Perhaps it was the surroundings and purpose of the day, but West named Ben Foster and Jason Statham as his current dream team for the two leads in the film.
“That would be fun, because having done this film with them, you sort of learn people. When you work with actors you need to sort of learn their personalities, you need to learn how to get the best out of them – so having that knowledge of them is the easiest way to work. I suppose that’s why directors like to work with the same actors again and again – because you’ve gone through all that.”
In response to a “knowing is half the battle” quip, West replied “Yes, exactly,” and then upon reflection amended, “though sometimes once you know, you don’t want to work with them again.”
West Talks 3D
The film that Statham and Foster currently star in, The Mechanic, is a bit unique in that it is an action film which makes tremendous use of practical effects in lieu of falling back on an overindulgence in CGI. The film also feels like more of a methodical and thoughtful action film than what we might expect from West.

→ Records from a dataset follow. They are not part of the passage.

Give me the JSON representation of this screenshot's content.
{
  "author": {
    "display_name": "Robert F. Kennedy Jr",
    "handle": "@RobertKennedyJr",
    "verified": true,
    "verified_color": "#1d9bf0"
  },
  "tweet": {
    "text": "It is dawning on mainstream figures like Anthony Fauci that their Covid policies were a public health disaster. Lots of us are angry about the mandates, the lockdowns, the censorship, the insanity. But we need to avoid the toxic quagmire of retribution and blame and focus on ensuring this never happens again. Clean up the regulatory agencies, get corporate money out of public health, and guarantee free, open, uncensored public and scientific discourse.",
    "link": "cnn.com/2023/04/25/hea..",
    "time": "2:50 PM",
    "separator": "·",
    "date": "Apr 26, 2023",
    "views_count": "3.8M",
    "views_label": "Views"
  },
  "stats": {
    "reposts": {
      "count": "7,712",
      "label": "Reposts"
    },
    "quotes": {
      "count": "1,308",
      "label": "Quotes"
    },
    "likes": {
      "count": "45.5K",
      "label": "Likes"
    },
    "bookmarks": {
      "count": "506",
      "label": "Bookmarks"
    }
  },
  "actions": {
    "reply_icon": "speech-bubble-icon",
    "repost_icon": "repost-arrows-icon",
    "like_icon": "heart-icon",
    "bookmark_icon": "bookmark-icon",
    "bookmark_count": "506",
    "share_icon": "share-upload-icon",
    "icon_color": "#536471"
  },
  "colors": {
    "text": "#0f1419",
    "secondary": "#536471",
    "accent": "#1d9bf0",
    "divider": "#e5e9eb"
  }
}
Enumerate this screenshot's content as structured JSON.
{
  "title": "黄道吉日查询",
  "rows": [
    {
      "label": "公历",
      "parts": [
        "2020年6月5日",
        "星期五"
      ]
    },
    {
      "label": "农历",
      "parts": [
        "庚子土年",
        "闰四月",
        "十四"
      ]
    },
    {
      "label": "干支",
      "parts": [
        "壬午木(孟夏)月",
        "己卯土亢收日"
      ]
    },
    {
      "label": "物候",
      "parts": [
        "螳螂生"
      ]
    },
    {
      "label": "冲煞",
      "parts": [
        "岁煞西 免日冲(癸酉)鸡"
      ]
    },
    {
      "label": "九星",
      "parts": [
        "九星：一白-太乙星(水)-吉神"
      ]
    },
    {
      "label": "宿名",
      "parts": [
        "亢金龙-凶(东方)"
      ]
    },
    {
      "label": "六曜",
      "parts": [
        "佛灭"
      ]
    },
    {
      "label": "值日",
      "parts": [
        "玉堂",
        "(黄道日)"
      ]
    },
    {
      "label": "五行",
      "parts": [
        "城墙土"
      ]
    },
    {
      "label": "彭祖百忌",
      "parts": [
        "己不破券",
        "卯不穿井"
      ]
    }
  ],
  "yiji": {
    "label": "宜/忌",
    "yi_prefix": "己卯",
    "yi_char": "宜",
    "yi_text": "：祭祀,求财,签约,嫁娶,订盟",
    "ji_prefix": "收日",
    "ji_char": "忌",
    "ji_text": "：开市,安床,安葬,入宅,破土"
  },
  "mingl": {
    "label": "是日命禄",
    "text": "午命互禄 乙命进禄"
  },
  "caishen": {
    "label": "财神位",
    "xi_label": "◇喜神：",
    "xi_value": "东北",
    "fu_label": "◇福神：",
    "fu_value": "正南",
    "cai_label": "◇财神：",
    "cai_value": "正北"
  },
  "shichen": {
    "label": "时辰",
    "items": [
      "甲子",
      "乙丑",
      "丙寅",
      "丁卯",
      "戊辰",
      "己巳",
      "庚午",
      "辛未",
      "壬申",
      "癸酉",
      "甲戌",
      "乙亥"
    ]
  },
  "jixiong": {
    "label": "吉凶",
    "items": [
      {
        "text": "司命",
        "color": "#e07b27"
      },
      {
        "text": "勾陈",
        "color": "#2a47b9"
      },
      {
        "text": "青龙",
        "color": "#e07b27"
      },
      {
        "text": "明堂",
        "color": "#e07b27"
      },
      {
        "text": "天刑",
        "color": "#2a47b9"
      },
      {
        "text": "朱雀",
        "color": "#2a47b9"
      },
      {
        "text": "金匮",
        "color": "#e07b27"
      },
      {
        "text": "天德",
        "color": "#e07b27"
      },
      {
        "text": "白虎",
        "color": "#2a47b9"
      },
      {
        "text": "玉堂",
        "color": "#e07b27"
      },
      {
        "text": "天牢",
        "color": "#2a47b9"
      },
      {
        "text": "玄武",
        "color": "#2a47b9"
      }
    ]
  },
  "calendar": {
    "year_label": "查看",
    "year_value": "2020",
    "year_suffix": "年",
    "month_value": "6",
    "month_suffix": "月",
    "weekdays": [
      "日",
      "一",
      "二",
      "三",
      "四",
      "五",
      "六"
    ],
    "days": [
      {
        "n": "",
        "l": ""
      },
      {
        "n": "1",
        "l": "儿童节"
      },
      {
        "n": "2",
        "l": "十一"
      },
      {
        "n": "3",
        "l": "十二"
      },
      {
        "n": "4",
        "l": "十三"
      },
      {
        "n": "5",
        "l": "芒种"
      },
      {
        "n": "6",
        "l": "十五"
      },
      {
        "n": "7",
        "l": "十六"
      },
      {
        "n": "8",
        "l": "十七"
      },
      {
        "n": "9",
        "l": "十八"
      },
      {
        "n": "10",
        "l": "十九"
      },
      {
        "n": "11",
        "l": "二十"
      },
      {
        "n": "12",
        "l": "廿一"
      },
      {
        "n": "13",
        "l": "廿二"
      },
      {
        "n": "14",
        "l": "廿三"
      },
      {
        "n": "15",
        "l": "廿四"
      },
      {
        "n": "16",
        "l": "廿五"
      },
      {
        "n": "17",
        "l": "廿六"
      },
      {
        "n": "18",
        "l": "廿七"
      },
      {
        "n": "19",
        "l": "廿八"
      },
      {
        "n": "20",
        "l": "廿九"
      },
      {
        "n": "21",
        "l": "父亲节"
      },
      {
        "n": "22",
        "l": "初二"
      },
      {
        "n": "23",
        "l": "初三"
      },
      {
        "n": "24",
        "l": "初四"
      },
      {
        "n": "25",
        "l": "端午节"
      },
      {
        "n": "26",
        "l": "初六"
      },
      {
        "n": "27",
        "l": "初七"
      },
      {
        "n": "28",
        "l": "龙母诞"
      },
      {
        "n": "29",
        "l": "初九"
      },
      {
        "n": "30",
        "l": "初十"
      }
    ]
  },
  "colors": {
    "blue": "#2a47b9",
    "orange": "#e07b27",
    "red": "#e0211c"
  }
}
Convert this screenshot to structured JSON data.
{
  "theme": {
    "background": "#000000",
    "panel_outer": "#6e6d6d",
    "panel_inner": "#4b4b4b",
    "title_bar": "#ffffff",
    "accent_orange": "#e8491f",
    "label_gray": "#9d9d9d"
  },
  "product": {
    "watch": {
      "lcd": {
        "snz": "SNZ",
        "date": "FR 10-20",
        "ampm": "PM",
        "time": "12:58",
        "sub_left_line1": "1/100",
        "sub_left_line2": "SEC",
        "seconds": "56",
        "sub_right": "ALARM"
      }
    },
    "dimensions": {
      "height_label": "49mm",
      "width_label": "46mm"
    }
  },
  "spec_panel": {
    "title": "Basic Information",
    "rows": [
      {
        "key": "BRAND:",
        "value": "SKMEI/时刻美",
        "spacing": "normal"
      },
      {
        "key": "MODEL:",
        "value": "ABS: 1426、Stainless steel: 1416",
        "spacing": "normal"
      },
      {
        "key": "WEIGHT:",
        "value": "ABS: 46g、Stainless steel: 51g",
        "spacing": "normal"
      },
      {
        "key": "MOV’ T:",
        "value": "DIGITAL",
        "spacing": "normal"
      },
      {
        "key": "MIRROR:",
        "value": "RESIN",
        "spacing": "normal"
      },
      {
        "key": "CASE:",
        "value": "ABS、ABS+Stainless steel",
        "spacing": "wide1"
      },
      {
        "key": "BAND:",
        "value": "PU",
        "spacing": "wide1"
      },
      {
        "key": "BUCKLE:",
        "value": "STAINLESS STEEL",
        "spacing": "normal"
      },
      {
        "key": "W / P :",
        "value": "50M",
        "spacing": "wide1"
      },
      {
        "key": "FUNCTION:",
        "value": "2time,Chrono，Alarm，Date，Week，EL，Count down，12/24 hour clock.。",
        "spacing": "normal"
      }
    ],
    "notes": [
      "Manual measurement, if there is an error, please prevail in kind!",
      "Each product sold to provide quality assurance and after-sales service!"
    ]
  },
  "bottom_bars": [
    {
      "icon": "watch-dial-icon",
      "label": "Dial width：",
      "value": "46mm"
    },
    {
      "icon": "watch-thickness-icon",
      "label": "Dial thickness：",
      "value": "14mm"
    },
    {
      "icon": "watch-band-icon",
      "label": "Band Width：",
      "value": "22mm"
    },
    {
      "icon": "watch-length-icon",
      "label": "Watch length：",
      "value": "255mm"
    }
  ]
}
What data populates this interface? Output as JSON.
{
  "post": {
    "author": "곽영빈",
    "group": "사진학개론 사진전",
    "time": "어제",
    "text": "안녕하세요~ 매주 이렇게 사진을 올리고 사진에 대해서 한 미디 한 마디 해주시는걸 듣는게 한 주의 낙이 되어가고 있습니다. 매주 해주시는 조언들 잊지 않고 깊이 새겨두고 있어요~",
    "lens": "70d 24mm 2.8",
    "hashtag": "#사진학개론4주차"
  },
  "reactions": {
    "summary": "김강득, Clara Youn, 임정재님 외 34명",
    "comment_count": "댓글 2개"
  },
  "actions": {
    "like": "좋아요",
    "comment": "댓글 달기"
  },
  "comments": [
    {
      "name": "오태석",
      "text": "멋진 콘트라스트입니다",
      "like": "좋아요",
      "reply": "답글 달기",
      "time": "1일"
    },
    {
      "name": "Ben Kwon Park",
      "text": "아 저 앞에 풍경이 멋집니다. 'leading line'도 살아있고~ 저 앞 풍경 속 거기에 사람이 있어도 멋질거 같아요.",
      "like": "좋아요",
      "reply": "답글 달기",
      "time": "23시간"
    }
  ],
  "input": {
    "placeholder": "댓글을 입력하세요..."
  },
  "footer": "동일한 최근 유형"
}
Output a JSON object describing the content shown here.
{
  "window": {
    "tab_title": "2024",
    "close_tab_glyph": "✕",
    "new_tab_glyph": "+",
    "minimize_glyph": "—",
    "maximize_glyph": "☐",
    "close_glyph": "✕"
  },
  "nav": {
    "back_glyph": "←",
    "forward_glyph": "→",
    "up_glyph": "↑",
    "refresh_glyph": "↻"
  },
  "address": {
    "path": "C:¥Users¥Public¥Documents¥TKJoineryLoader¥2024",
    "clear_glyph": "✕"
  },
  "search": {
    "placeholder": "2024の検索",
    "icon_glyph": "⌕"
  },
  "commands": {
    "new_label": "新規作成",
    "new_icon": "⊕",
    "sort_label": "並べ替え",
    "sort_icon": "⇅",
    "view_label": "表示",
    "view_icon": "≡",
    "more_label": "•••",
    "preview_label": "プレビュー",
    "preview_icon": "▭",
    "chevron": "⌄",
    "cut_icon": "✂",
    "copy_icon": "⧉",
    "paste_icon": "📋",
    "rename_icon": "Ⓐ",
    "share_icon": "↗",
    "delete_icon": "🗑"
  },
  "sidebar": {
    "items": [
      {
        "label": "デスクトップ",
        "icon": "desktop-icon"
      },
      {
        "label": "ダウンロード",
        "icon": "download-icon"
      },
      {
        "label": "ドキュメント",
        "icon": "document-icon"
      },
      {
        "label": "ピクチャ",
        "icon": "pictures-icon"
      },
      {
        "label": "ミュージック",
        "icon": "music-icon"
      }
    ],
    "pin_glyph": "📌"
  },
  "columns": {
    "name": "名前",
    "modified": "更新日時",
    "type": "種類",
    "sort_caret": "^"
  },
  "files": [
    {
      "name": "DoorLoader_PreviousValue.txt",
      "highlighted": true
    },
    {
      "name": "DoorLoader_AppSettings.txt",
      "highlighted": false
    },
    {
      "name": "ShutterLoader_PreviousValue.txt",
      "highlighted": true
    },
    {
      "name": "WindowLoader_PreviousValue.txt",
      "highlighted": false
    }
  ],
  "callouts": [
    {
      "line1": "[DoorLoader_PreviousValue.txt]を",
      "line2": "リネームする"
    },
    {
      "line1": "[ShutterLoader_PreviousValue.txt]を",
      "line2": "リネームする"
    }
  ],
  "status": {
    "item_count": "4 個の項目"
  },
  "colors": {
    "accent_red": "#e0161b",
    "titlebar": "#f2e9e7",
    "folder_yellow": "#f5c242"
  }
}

The director does not seem to have an absolutely defined style; each film feels like it exists as something unto itself in terms of the storytelling and filmmaking techniques, though they primarily dwell somewhere within the action-genre.
Given his penchant for variance, it is unsurprising that West also has several CGI heavy 3D films on his production schedule.
When asked about the attraction of working in 3D, West replied that:
“You know the thing I like is the ability to go to the places that you can’t normally go. That’s why the first half of Avatar is so magical to me, because there’s no way that you could physically build that world in the same way. To float around in 3D on a new planet was really mesmerizing, so I definitely want to do 3D and CGI. I’ve got like three CGI films in my company at the moment. I’m going to direct one and produce two others.”
West is directing Thunder Run, “a war movie, based on a book called Thunder Run by Pulitzer Prize-winning writer David Zucchino, who’s coincidentally best friends with Mark Bowden.”
Bowden is the author of the book Black Hawk Down, which of course was adapted into the most critically celebrated feature film that Simon West has produced.
As to why Thunder Run is uniquely suited to the heavy use of CGI, West explains:
“It’s a tank battle in the Iraq war, which is a phenomenal story that you just couldn’t physically shoot. There wouldn’t be enough money in the world to shoot it so we can do it CGI and 3D with photo-realistic motion-capture. It’s the only way to do it, because there would be no way to do it for real.”
As to the latest 3D films that West is producing (his Night of the Living Dead: Origins 3D is currently in post-production):
“One is a Stan Lee project called “Savior”, which is a character Stan Lee invented, and the other one is a period peace about saving an Alaskan town. It’s about a dog sled that had to get through a massive storm in order to rescue the town.”
We can expect production to move forward on these two projects “later this year,” while Thunder Run is roughly “two movies away” on West’s directing dance card. The fate of Con Air 2 is anyone’s guess at the moment.
The Mechanic opens this Friday, January 28th.